Oracle has announced it is preparing an update for the Java software to address a security vulnerability that was identified recently. “A fix will be available shortly,” the company said in a statement following U.S. Department of Homeland Security’s urge to computer users to disable Java from their web browsers.
Company also added that the recently discovered flaw only affects Java 7, the program’s most-recent version, and Java software designed to run on browsers, reports Reuters.
There is still no word on how soon we will be able to see this update, but considering Oracle has acknowledged the problem, it should be coming real soon.
Earlier on Thursday, the exploit was first discovered by a French Researcher, which was followed by an advisory by the US Computer Emergency Readiness Team (US-CERT).
Overview – Java 7 Update 10 and earlier contain an unspecified vulnerability that can allow a remote, unauthenticated attacker to execute arbitrary code on a vulnerable system.

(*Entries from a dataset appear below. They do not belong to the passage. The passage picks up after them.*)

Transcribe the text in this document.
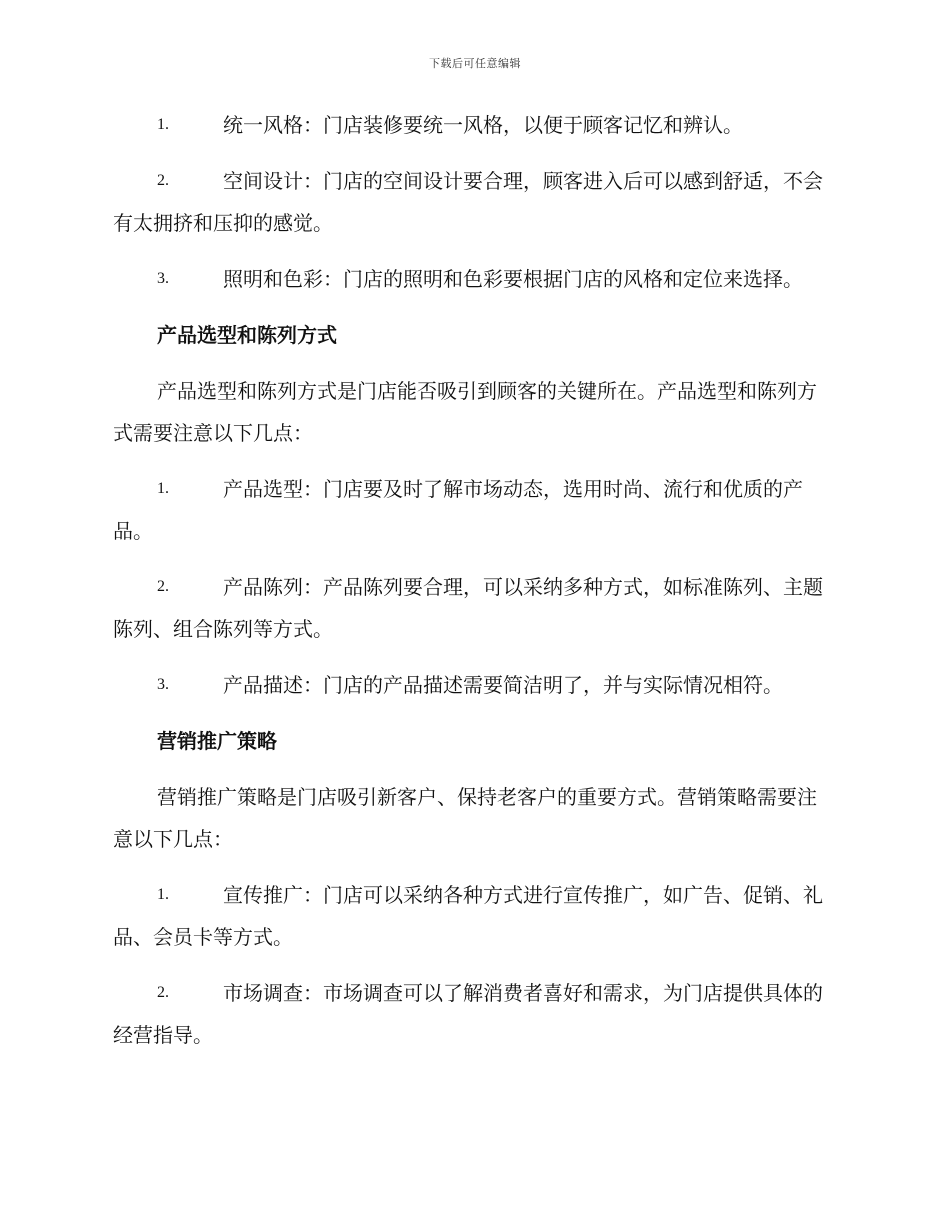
下载后可任意编辑
1.	统一风格：门店装修要统一风格，以便于顾客记忆和辨认。
2.	空间设计：门店的空间设计要合理，顾客进入后可以感到舒适，不会有太拥挤和压抑的感觉。
3.	照明和色彩：门店的照明和色彩要根据门店的风格和定位来选择。
产品选型和陈列方式
产品选型和陈列方式是门店能否吸引到顾客的关键所在。产品选型和陈列方式需要注意以下几点：
1.	产品选型：门店要及时了解市场动态，选用时尚、流行和优质的产品。
2.	产品陈列：产品陈列要合理，可以采纳多种方式，如标准陈列、主题陈列、组合陈列等方式。
3.	产品描述：门店的产品描述需要简洁明了，并与实际情况相符。
营销推广策略
营销推广策略是门店吸引新客户、保持老客户的重要方式。营销策略需要注意以下几点：
1.	宣传推广：门店可以采纳各种方式进行宣传推广，如广告、促销、礼品、会员卡等方式。
2.	市场调查：市场调查可以了解消费者喜好和需求，为门店提供具体的经营指导。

Description – Java 7 Update 10 and earlier contain an unspecified remote-code-execution vulnerability. This vulnerability is being attacked in the wild, and is reported to be incorporated into exploit kits.
Impact – By convincing a user to visit a specially crafted HTML document, a remote attacker may be able to execute arbitrary code on a vulnerable system.
This advisory was followed by Mozilla’s announcement to add Java 7 Update 9, Java 7 Update 10, Java 6 Update 37, and Java 6 Update 38 to its Firefox add-on block list. Apple also did not take long to disable Java 7 on Macs that already have the plug-in installed.
Java has increasingly become a prime target for hackers. It even surpassed Adobe Reader as the most frequently attacked piece of software. To give you a perspective, Java was responsible for 50pc of all cyber-attacks in 2012 in which hackers exploited software bugs to hack computers.